Toric Vs. Non-Toric Lenses: What You Need to Know
After cataract surgery, you want to have the clearest vision possible. But for those with astigmatism, regular intraocular lenses (IOLs) might not be the most beneficial implant choice. Thankfully, you have plenty of toric lens and non-toric lens options to choose from to correct multiple visual impairments in one procedure.
Continue reading for help deciding whether you should opt for toric lenses for your cataract surgery.
What are Toric Lenses?
A toric lens is one type of premium implant used to replace the natural clouded lens during cataract surgery. These weighted IOLs are specially designed to fix both astigmatism (irregularly shaped corneas or lenses that cause blurred vision) and refractive errors.
Toric lenses may be most appropriate for those with corneal astigmatism, which is when the cornea (the clear covering of the eye) is oval shaped rather than spherical. Due to the nature of the surgery, those with lenticular astigmatism (asymmetrical lenses) may no longer need to worry about the error once the lens has been replaced.
Benefits of Toric Lenses
- It can minimize the reliance on glasses for distance vision after surgery.
- Toric lenses have a 98% chance of offering 0.75 diopters or less and 94% chance of delivering 0.5 diopters or less.
Disadvantages of Toric Lenses
- Misaligned lenses or rotations during recovery can cause further blurring that would require a follow-up procedure.
- Although most insurance plans typically cover cataract surgery, premium IOLs like toric lenses are an added out-of-pocket expense.
- With monofocal toric lenses, glasses may still be required for near and intermediate vision. However, at Kleiman Evangelista Eye Centers, we offer multifocal toric lenses to improve eyesight at a range of distances.
What are Non-Toric Lenses?
A non-toric lens is a replacement IOL that does not address astigmatism. Available in monofocal, trifocal, and multifocal varieties, non-toric IOLs are most commonly used for cataract surgery.

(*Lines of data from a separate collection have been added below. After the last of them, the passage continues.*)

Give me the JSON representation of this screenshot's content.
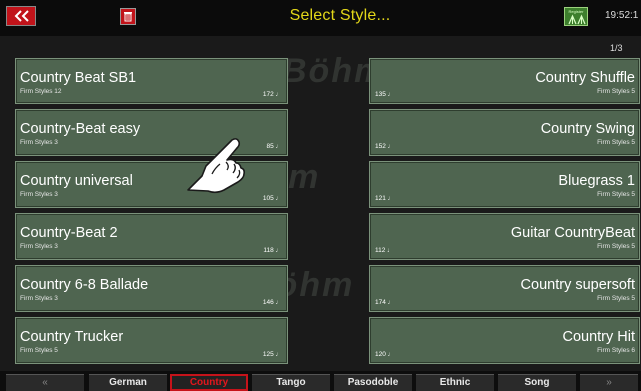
{
  "header": {
    "title": "Select Style...",
    "time": "19:52:1",
    "page": "1/3",
    "register_label": "Register",
    "icons": {
      "back": "double-chevron-left-icon",
      "delete": "trash-icon",
      "register": "register-icon"
    }
  },
  "watermark": [
    "Böhm",
    "Böhm",
    "Böhm"
  ],
  "styles_left": [
    {
      "name": "Country Beat SB1",
      "category": "Firm Styles 12",
      "tempo": "172 ♩"
    },
    {
      "name": "Country-Beat easy",
      "category": "Firm Styles 3",
      "tempo": "85 ♩"
    },
    {
      "name": "Country universal",
      "category": "Firm Styles 3",
      "tempo": "105 ♩"
    },
    {
      "name": "Country-Beat 2",
      "category": "Firm Styles 3",
      "tempo": "118 ♩"
    },
    {
      "name": "Country 6-8 Ballade",
      "category": "Firm Styles 3",
      "tempo": "146 ♩"
    },
    {
      "name": "Country Trucker",
      "category": "Firm Styles 5",
      "tempo": "125 ♩"
    }
  ],
  "styles_right": [
    {
      "name": "Country Shuffle",
      "category": "Firm Styles 5",
      "tempo": "135 ♩"
    },
    {
      "name": "Country Swing",
      "category": "Firm Styles 5",
      "tempo": "152 ♩"
    },
    {
      "name": "Bluegrass 1",
      "category": "Firm Styles 5",
      "tempo": "121 ♩"
    },
    {
      "name": "Guitar CountryBeat",
      "category": "Firm Styles 5",
      "tempo": "112 ♩"
    },
    {
      "name": "Country supersoft",
      "category": "Firm Styles 5",
      "tempo": "174 ♩"
    },
    {
      "name": "Country Hit",
      "category": "Firm Styles 6",
      "tempo": "120 ♩"
    }
  ],
  "tabs": {
    "prev": "«",
    "next": "»",
    "items": [
      "German",
      "Country",
      "Tango",
      "Pasodoble",
      "Ethnic",
      "Song"
    ],
    "active": "Country"
  },
  "colors": {
    "title": "#e3d719",
    "tile": "#4f6550",
    "active_tab": "#e3161c",
    "button": "#c1131a"
  }
}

Benefits of Non-Toric Lenses
- The most basic forms are typically covered by insurance.
- Depending on the lens type, non-toric options can better address near and intermediate vision.
Disadvantages of Non-Toric Lenses
- Daily eyewear is still necessary to fix astigmatism and provide clear vision.
- Additional procedures, like limbic relaxing incisions, may be needed to improve astigmatism during or after surgery and can have unpredictable results.
What to Expect During Surgery with Toric IOLs
Cataract surgery with toric lenses is completed using the same basic format as the procedure using non-toric options. Click here to read our full process.
Here are some key differences when using toric IOLs:
- At your free consultation, the top eye doctors in greater Dallas will conduct additional assessments to determine the necessary toric power of your implants and gauge the required orientation needed to correct astigmatism.
- During your surgery, your eye doctor will take extra care to properly align the specialized markings on each toric lens to fit the curve of your eye.
- Although rare, toric lenses may rotate within the first week of recovery, so it is important to keep your follow-up appointments and communicate with your surgeon of drastic visual changes.
Should You Choose a Toric Lens or Non-Toric Lens?
If you have astigmatism and want to remove your daily reliance on glasses or contacts after cataract surgery, then toric lenses may offer a well-rounded solution. Fortunately, you won’t have to decide on your own. The trained and friendly staff at Kleiman Evangelista Eye Centers can offer guidance on the best lens option for your vision goals.